12. A drug cocktail comprising two or more drugs for use in the treatment or prevention of an HIV infection, wherein at least one of said drugs is indicated for the disruption of the interaction between the HIV CA polypeptide and a nuclear entry cofactor.

13. The drug cocktail for use according to claim 12, wherein the nuclear entry factor is RanBP2 or TP03.

14. The drug cocktail for use according to claim 12 or claim 13, wherein the cocktail further comprises one or more anti-HIV drugs selected from the group consisting of efavirenz, emtricitabine, tenofovir, disoproxil fumarate, rilpivirine, lamivudine, zidovudine, emtricitabine, azidothymidine( AZT), nevirapine, amprenavir, tipranavir, indinavir, saquinavir mesylate, lopinavir, ritonavir, Fosamprenavir Calcium, darunavir, atazanavir sulfate, nelfinavir mesylate, raltegravir, maraviroc and enfuvirtide.

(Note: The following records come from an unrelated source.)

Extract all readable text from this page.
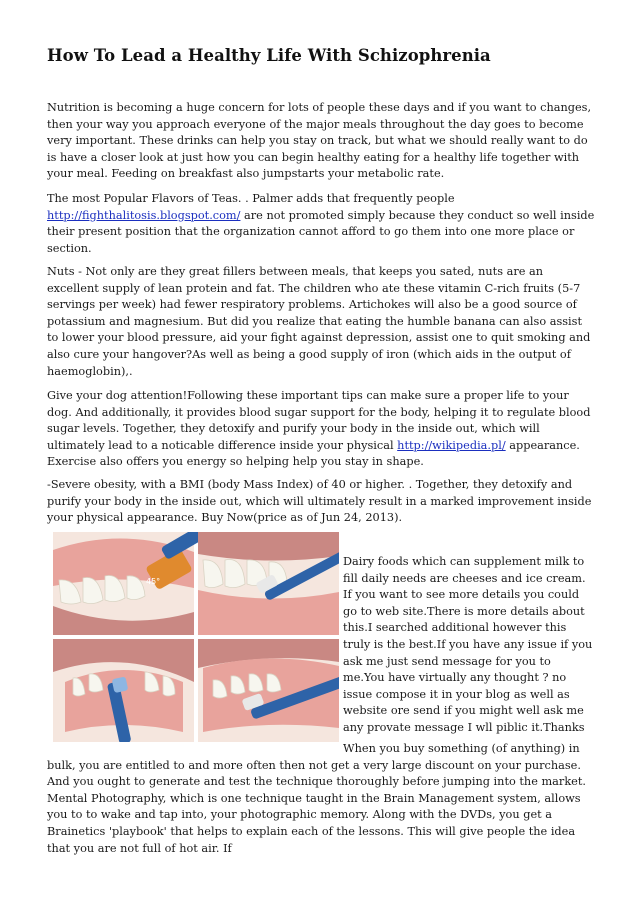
How To Lead a Healthy Life With Schizophrenia

Nutrition is becoming a huge concern for lots of people these days and if you want to changes, then your way you approach everyone of the major meals throughout the day goes to become very important. These drinks can help you stay on track, but what we should really want to do is have a closer look at just how you can begin healthy eating for a healthy life together with your meal. Feeding on breakfast also jumpstarts your metabolic rate.

The most Popular Flavors of Teas. . Palmer adds that frequently people http://fighthalitosis.blogspot.com/ are not promoted simply because they conduct so well inside their present position that the organization cannot afford to go them into one more place or section.

Nuts - Not only are they great fillers between meals, that keeps you sated, nuts are an excellent supply of lean protein and fat. The children who ate these vitamin C-rich fruits (5-7 servings per week) had fewer respiratory problems. Artichokes will also be a good source of potassium and magnesium. But did you realize that eating the humble banana can also assist to lower your blood pressure, aid your fight against depression, assist one to quit smoking and also cure your hangover?As well as being a good supply of iron (which aids in the output of haemoglobin),.

Give your dog attention!Following these important tips can make sure a proper life to your dog. And additionally, it provides blood sugar support for the body, helping it to regulate blood sugar levels. Together, they detoxify and purify your body in the inside out, which will ultimately lead to a noticable difference inside your physical http://wikipedia.pl/ appearance. Exercise also offers you energy so helping help you stay in shape.

-Severe obesity, with a BMI (body Mass Index) of 40 or higher. . Together, they detoxify and purify your body in the inside out, which will ultimately result in a marked improvement inside your physical appearance. Buy Now(price as of Jun 24, 2013).

45°

Dairy foods which can supplement milk to fill daily needs are cheeses and ice cream. If you want to see more details you could go to web site.There is more details about this.I searched additional however this truly is the best.If you have any issue if you ask me just send message for you to me.You have virtually any thought ? no issue compose it in your blog as well as website ore send if you might well ask me any provate message I wll piblic it.Thanks

When you buy something (of anything) in bulk, you are entitled to and more often then not get a very large discount on your purchase. And you ought to generate and test the technique thoroughly before jumping into the market. Mental Photography, which is one technique taught in the Brain Management system, allows you to to wake and tap into, your photographic memory. Along with the DVDs, you get a Brainetics 'playbook' that helps to explain each of the lessons. This will give people the idea that you are not full of hot air. If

15. The drug cocktail for use according to any one of claims 9-14, wherein one or more drugs capable of disrupting of the interaction between the HIV CA polypeptide and a nuclear entry cofactor can be selected according to any one of claims 1 -10.

16. The drug cocktail for use according to claim 15, wherein the drug capable of disrupting of the interaction between the HIV CA polypeptide and a nuclear entry cofactor is PF-3450074.